Once I set up my first Cloud Island with three friends, the difference was obvious: our shared world stayed exactly how we left it the next day. Think of it as a long-term co-op save separate from your solo story.
Quick Decision Guide: Which Mode Should You Use?
If you’re still unsure what to pick, here’s the shortcut I use now:
- We’re in the same room, everyone owns the game → Host a Local session on your normal island.
- We’re in the same home, only one copy of the game → Use GameShare over the same Wi‑Fi, then host local.
- We’re in different places and just want to hang out a bit → Host an Online session on your normal island (everyone needs Switch Online).
- We want a permanent shared base we can keep upgrading together → Create or host a Cloud Island (online-only, everyone needs Switch Online).
Once you get through this decision once or twice, it becomes second nature. Most of my group now lives either in “Local on my island” or “Cloud Island online” and we rarely touch anything else.
Common Problems and How I Solved Them
- Multiplayer/Online is greyed out at the PC
→ Your current area isn’t level 2 yet. Keep doing quests and exploring until it levels up.
- Cloud Island option is unavailable
→ Double-check you’re connected to the internet and logged into a Nintendo account with an active Switch Online subscription.
- Friends can’t join my session via link code
→ Confirm:
- You all selected the same mode (normal vs Cloud Island).
- Everyone chose the same connection type (Local or Online).
- The host hasn’t closed the lobby or disconnected.
- Local play works, online doesn’t
→ This is almost always either a router/NAT issue or a missing Switch Online subscription on one of the accounts. Test your internet connection from the Switch system settings.
- GameShare guest can’t find the host
→ Make sure both consoles are on the same Wi‑Fi network (2.4 vs 5 GHz can matter if your router separates them). Restarting the game on the guest console also helped me once.
Wrap-Up: Once It’s Set Up, Multiplayer Is the Best Part
The first time I tried to get a four-player group running in Pokémon Pokopia, it felt like a wall of requirements: area level, PC menus, local vs online, GameShare rules, Cloud Island… the works. But once I’d gone through it a couple of times, it boiled down to three habits:
- Hit area level 2 early so the PC option unlocks.
- Pick the right mode + connection type for how you’re playing (local, online, Cloud Island).
- Share and enter the link code carefully.
Do that, and the rest really is smooth sailing.

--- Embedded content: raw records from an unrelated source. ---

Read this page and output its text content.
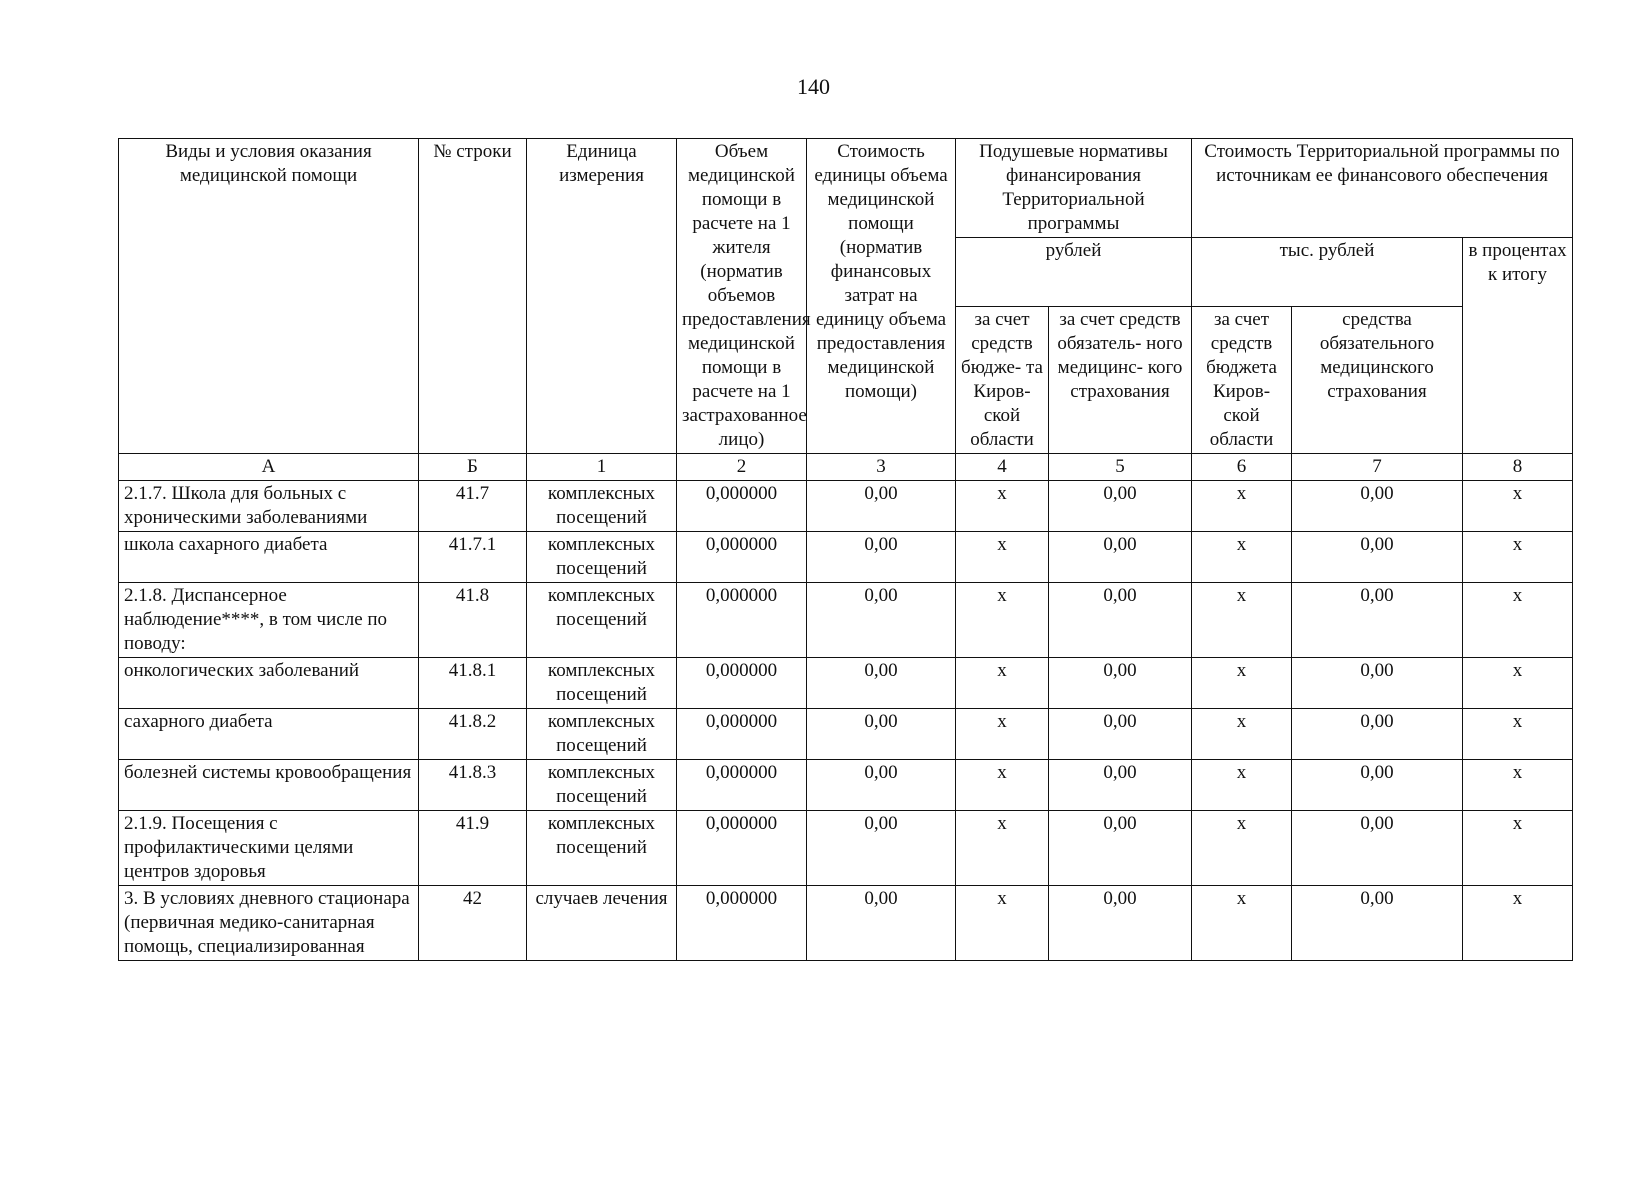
140
Виды и условия оказания медицинской помощи	№ строки	Единица измерения	Объем медицинской помощи в расчете на 1 жителя (норматив объемов предоставления медицинской помощи в расчете на 1 застрахованное лицо)	Стоимость единицы объема медицинской помощи (норматив финансовых затрат на единицу объема предоставления медицинской помощи)	Подушевые нормативы финансирования Территориальной программы		Стоимость Территориальной программы по источникам ее финансового обеспечения		
					рублей		тыс. рублей		в процентах к итогу
					за счет средств бюдже- та Киров- ской области	за счет средств обязатель- ного медицинс- кого страхования	за счет средств бюджета Киров- ской области	средства обязательного медицинского страхования	
А	Б	1	2	3	4	5	6	7	8
2.1.7. Школа для больных с хроническими заболеваниями	41.7	комплексных посещений	0,000000	0,00	х	0,00	х	0,00	х
школа сахарного диабета	41.7.1	комплексных посещений	0,000000	0,00	х	0,00	х	0,00	х
2.1.8. Диспансерное наблюдение****, в том числе по поводу:	41.8	комплексных посещений	0,000000	0,00	х	0,00	х	0,00	х
онкологических заболеваний	41.8.1	комплексных посещений	0,000000	0,00	х	0,00	х	0,00	х
сахарного диабета	41.8.2	комплексных посещений	0,000000	0,00	х	0,00	х	0,00	х
болезней системы кровообращения	41.8.3	комплексных посещений	0,000000	0,00	х	0,00	х	0,00	х
2.1.9. Посещения с профилактическими целями центров здоровья	41.9	комплексных посещений	0,000000	0,00	х	0,00	х	0,00	х
3. В условиях дневного стационара (первичная медико-санитарная помощь, специализированная	42	случаев лечения	0,000000	0,00	х	0,00	х	0,00	х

Whether you’re passing a Switch around on the couch, using GameShare so a friend can try the game, or building a massive Cloud Island together over weeks, Pokopia’s co-op is absolutely worth the setup.
If I could get from total confusion to casually spinning up multiplayer sessions in an evening, you can too. Unlock that PC, choose your mode, and start turning your island into a shared Pokémon playground.